Atypical Subtrochanteric and Diaphyseal Femoral Fracture

Advise patients to report new or unusual thigh, hip, or groin pain.

 

Hypercalcemia Following Treatment Discontinuation in Patients with Growing Skeletons

Advise patients to report nausea, vomiting, headache, and decreased alertness following treatment discontinuation.

 

Embryo-Fetal Toxicity

Advise females of reproductive potential that Xgeva can cause harm to a fetus and to inform their healthcare provider of a known or suspected pregnancy.

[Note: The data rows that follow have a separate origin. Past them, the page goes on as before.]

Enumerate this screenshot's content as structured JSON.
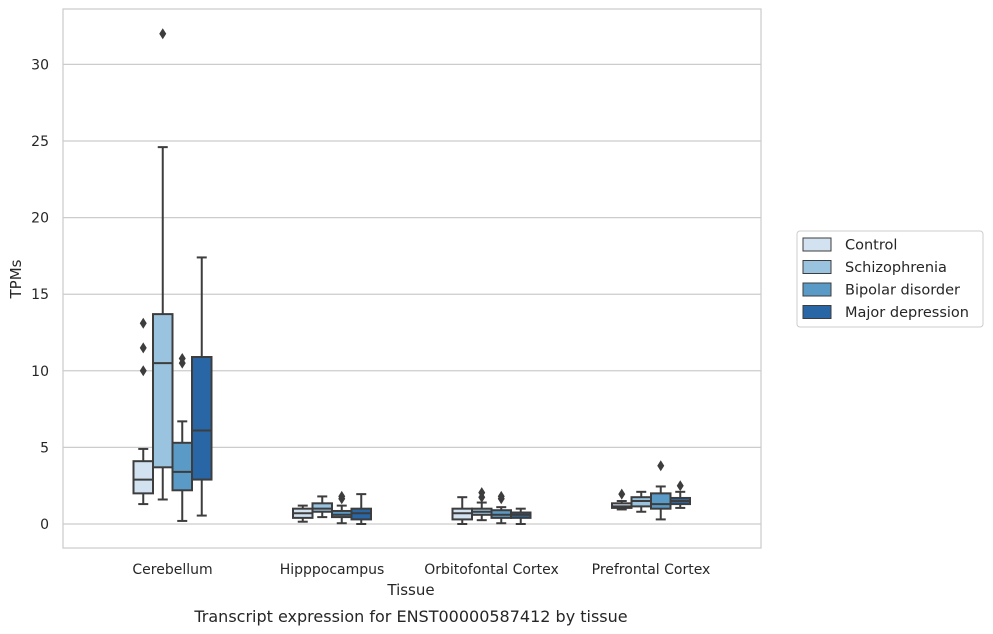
{
  "chart_data": {
    "type": "boxplot",
    "title": "Transcript expression for ENST00000587412 by tissue",
    "xlabel": "Tissue",
    "ylabel": "TPMs",
    "ylim": [
      -1.5,
      33.5
    ],
    "yticks": [
      0,
      5,
      10,
      15,
      20,
      25,
      30
    ],
    "grid": "horizontal",
    "legend_position": "right",
    "categories": [
      "Cerebellum",
      "Hipppocampus",
      "Orbitofontal Cortex",
      "Prefrontal Cortex"
    ],
    "series": [
      {
        "name": "Control",
        "color": "#d2e2f0",
        "boxes": [
          {
            "whislo": 1.3,
            "q1": 2.0,
            "med": 2.9,
            "q3": 4.1,
            "whishi": 4.9,
            "fliers": [
              10.0,
              11.5,
              13.1
            ]
          },
          {
            "whislo": 0.15,
            "q1": 0.4,
            "med": 0.7,
            "q3": 1.0,
            "whishi": 1.2,
            "fliers": []
          },
          {
            "whislo": 0.0,
            "q1": 0.3,
            "med": 0.7,
            "q3": 1.0,
            "whishi": 1.75,
            "fliers": []
          },
          {
            "whislo": 0.95,
            "q1": 1.05,
            "med": 1.15,
            "q3": 1.35,
            "whishi": 1.5,
            "fliers": [
              1.95
            ]
          }
        ]
      },
      {
        "name": "Schizophrenia",
        "color": "#9ac3df",
        "boxes": [
          {
            "whislo": 1.6,
            "q1": 3.7,
            "med": 10.5,
            "q3": 13.7,
            "whishi": 24.6,
            "fliers": [
              32.0
            ]
          },
          {
            "whislo": 0.45,
            "q1": 0.8,
            "med": 1.0,
            "q3": 1.35,
            "whishi": 1.8,
            "fliers": []
          },
          {
            "whislo": 0.25,
            "q1": 0.6,
            "med": 0.8,
            "q3": 1.0,
            "whishi": 1.4,
            "fliers": [
              1.75,
              2.05
            ]
          },
          {
            "whislo": 0.8,
            "q1": 1.15,
            "med": 1.5,
            "q3": 1.75,
            "whishi": 2.1,
            "fliers": []
          }
        ]
      },
      {
        "name": "Bipolar disorder",
        "color": "#5a9ac6",
        "boxes": [
          {
            "whislo": 0.2,
            "q1": 2.2,
            "med": 3.4,
            "q3": 5.3,
            "whishi": 6.7,
            "fliers": [
              10.5,
              10.8
            ]
          },
          {
            "whislo": 0.05,
            "q1": 0.45,
            "med": 0.6,
            "q3": 0.85,
            "whishi": 1.2,
            "fliers": [
              1.65,
              1.8
            ]
          },
          {
            "whislo": 0.05,
            "q1": 0.4,
            "med": 0.6,
            "q3": 0.9,
            "whishi": 1.1,
            "fliers": [
              1.65,
              1.8
            ]
          },
          {
            "whislo": 0.3,
            "q1": 1.0,
            "med": 1.3,
            "q3": 2.0,
            "whishi": 2.45,
            "fliers": [
              3.8
            ]
          }
        ]
      },
      {
        "name": "Major depression",
        "color": "#2866a6",
        "boxes": [
          {
            "whislo": 0.55,
            "q1": 2.9,
            "med": 6.1,
            "q3": 10.9,
            "whishi": 17.4,
            "fliers": []
          },
          {
            "whislo": 0.0,
            "q1": 0.3,
            "med": 0.7,
            "q3": 1.0,
            "whishi": 1.95,
            "fliers": []
          },
          {
            "whislo": 0.0,
            "q1": 0.4,
            "med": 0.6,
            "q3": 0.75,
            "whishi": 1.0,
            "fliers": []
          },
          {
            "whislo": 1.05,
            "q1": 1.3,
            "med": 1.5,
            "q3": 1.7,
            "whishi": 2.1,
            "fliers": [
              2.5
            ]
          }
        ]
      }
    ]
  }
}
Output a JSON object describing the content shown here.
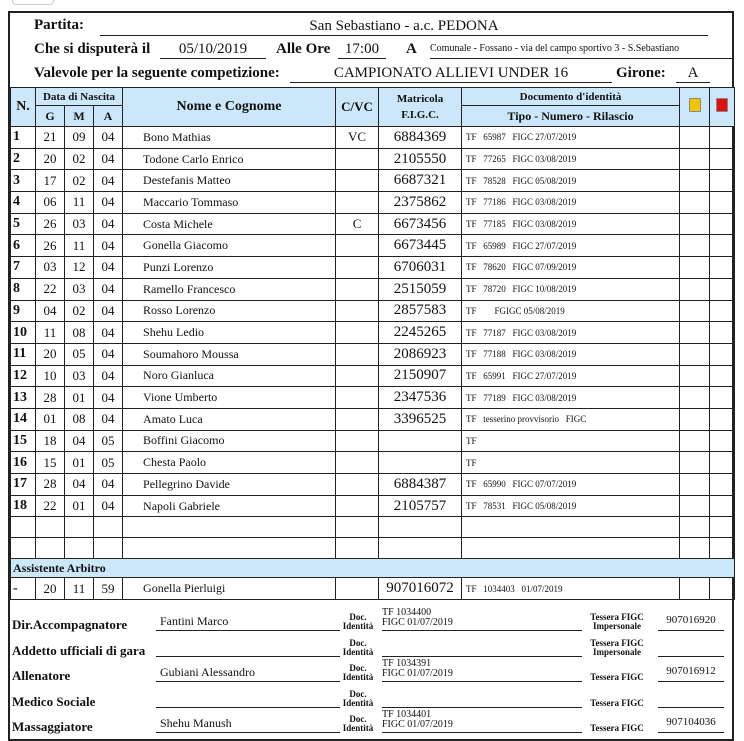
{
  "header": {
    "partita_label": "Partita:",
    "partita": "San Sebastiano - a.c. PEDONA",
    "data_label": "Che si disputerà il",
    "data": "05/10/2019",
    "ore_label": "Alle Ore",
    "ore": "17:00",
    "a_label": "A",
    "luogo": "Comunale - Fossano - via del campo sportivo 3 - S.Sebastiano",
    "competizione_label": "Valevole per la seguente competizione:",
    "competizione": "CAMPIONATO ALLIEVI UNDER 16",
    "girone_label": "Girone:",
    "girone": "A"
  },
  "table": {
    "col_n": "N.",
    "col_data": "Data di Nascita",
    "col_g": "G",
    "col_m": "M",
    "col_a": "A",
    "col_nome": "Nome e Cognome",
    "col_cvc": "C/VC",
    "col_matricola": "Matricola F.I.G.C.",
    "col_doc": "Documento d'identità",
    "col_doc_sub": "Tipo - Numero - Rilascio",
    "yellow_color": "#f5c400",
    "red_color": "#e01010",
    "rows": [
      {
        "n": "1",
        "g": "21",
        "m": "09",
        "a": "04",
        "nome": "Bono Mathias",
        "cvc": "VC",
        "mat": "6884369",
        "doc": "TF   65987   FIGC 27/07/2019"
      },
      {
        "n": "2",
        "g": "20",
        "m": "02",
        "a": "04",
        "nome": "Todone Carlo Enrico",
        "cvc": "",
        "mat": "2105550",
        "doc": "TF   77265   FIGC 03/08/2019"
      },
      {
        "n": "3",
        "g": "17",
        "m": "02",
        "a": "04",
        "nome": "Destefanis Matteo",
        "cvc": "",
        "mat": "6687321",
        "doc": "TF   78528   FIGC 05/08/2019"
      },
      {
        "n": "4",
        "g": "06",
        "m": "11",
        "a": "04",
        "nome": "Maccario Tommaso",
        "cvc": "",
        "mat": "2375862",
        "doc": "TF   77186   FIGC 03/08/2019"
      },
      {
        "n": "5",
        "g": "26",
        "m": "03",
        "a": "04",
        "nome": "Costa Michele",
        "cvc": "C",
        "mat": "6673456",
        "doc": "TF   77185   FIGC 03/08/2019"
      },
      {
        "n": "6",
        "g": "26",
        "m": "11",
        "a": "04",
        "nome": "Gonella Giacomo",
        "cvc": "",
        "mat": "6673445",
        "doc": "TF   65989   FIGC 27/07/2019"
      },
      {
        "n": "7",
        "g": "03",
        "m": "12",
        "a": "04",
        "nome": "Punzi Lorenzo",
        "cvc": "",
        "mat": "6706031",
        "doc": "TF   78620   FIGC 07/09/2019"
      },
      {
        "n": "8",
        "g": "22",
        "m": "03",
        "a": "04",
        "nome": "Ramello Francesco",
        "cvc": "",
        "mat": "2515059",
        "doc": "TF   78720   FIGC 10/08/2019"
      },
      {
        "n": "9",
        "g": "04",
        "m": "02",
        "a": "04",
        "nome": "Rosso Lorenzo",
        "cvc": "",
        "mat": "2857583",
        "doc": "TF        FGIGC 05/08/2019"
      },
      {
        "n": "10",
        "g": "11",
        "m": "08",
        "a": "04",
        "nome": "Shehu Ledio",
        "cvc": "",
        "mat": "2245265",
        "doc": "TF   77187   FIGC 03/08/2019"
      },
      {
        "n": "11",
        "g": "20",
        "m": "05",
        "a": "04",
        "nome": "Soumahoro Moussa",
        "cvc": "",
        "mat": "2086923",
        "doc": "TF   77188   FIGC 03/08/2019"
      },
      {
        "n": "12",
        "g": "10",
        "m": "03",
        "a": "04",
        "nome": "Noro Gianluca",
        "cvc": "",
        "mat": "2150907",
        "doc": "TF   65991   FIGC 27/07/2019"
      },
      {
        "n": "13",
        "g": "28",
        "m": "01",
        "a": "04",
        "nome": "Vione Umberto",
        "cvc": "",
        "mat": "2347536",
        "doc": "TF   77189   FIGC 03/08/2019"
      },
      {
        "n": "14",
        "g": "01",
        "m": "08",
        "a": "04",
        "nome": "Amato Luca",
        "cvc": "",
        "mat": "3396525",
        "doc": "TF   tesserino provvisorio   FIGC"
      },
      {
        "n": "15",
        "g": "18",
        "m": "04",
        "a": "05",
        "nome": "Boffini Giacomo",
        "cvc": "",
        "mat": "",
        "doc": "TF"
      },
      {
        "n": "16",
        "g": "15",
        "m": "01",
        "a": "05",
        "nome": "Chesta Paolo",
        "cvc": "",
        "mat": "",
        "doc": "TF"
      },
      {
        "n": "17",
        "g": "28",
        "m": "04",
        "a": "04",
        "nome": "Pellegrino Davide",
        "cvc": "",
        "mat": "6884387",
        "doc": "TF   65990   FIGC 07/07/2019"
      },
      {
        "n": "18",
        "g": "22",
        "m": "01",
        "a": "04",
        "nome": "Napoli Gabriele",
        "cvc": "",
        "mat": "2105757",
        "doc": "TF   78531   FIGC 05/08/2019"
      }
    ],
    "assistente_label": "Assistente Arbitro",
    "assistente": {
      "n": "-",
      "g": "20",
      "m": "11",
      "a": "59",
      "nome": "Gonella Pierluigi",
      "mat": "907016072",
      "doc": "TF   1034403   01/07/2019"
    }
  },
  "staff": {
    "doc_label": "Doc. Identità",
    "items": [
      {
        "role": "Dir.Accompagnatore",
        "name": "Fantini Marco",
        "doc1": "TF   1034400",
        "doc2": "FIGC 01/07/2019",
        "tessera_label": "Tessera FIGC Impersonale",
        "tessera": "907016920"
      },
      {
        "role": "Addetto ufficiali di gara",
        "name": "",
        "doc1": "",
        "doc2": "",
        "tessera_label": "Tessera FIGC Impersonale",
        "tessera": ""
      },
      {
        "role": "Allenatore",
        "name": "Gubiani Alessandro",
        "doc1": "TF   1034391",
        "doc2": "FIGC 01/07/2019",
        "tessera_label": "Tessera FIGC",
        "tessera": "907016912"
      },
      {
        "role": "Medico Sociale",
        "name": "",
        "doc1": "",
        "doc2": "",
        "tessera_label": "Tessera FIGC",
        "tessera": ""
      },
      {
        "role": "Massaggiatore",
        "name": "Shehu Manush",
        "doc1": "TF   1034401",
        "doc2": "FIGC 01/07/2019",
        "tessera_label": "Tessera FIGC",
        "tessera": "907104036"
      }
    ]
  }
}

Advise females of reproductive potential to use effective contraception during treatment and for at least 5 months after the last dose of Xgeva.

03/02/2016 (SUPPL-177)

Approved Drug Label (PDF)

5 Warnings and Precautions

Hypercalcemia Following Treatment Discontinuation in Patients with Growing Skeletons

Clinically significant hypercalcemia has been reported in Xgeva-treated patients with growing skeletons weeks to months following treatment discontinuation. Monitor patients for signs and symptoms of hypercalcemia and treat appropriately.

6 Adverse Reactions

Clinical Trials Experience

Information to further strengthen the XGEVA USPI with regard to ONJ long-term risk.

8 Use in Specific Populations

Pregnancy

Removal of the Pregnancy Surveillance Program information.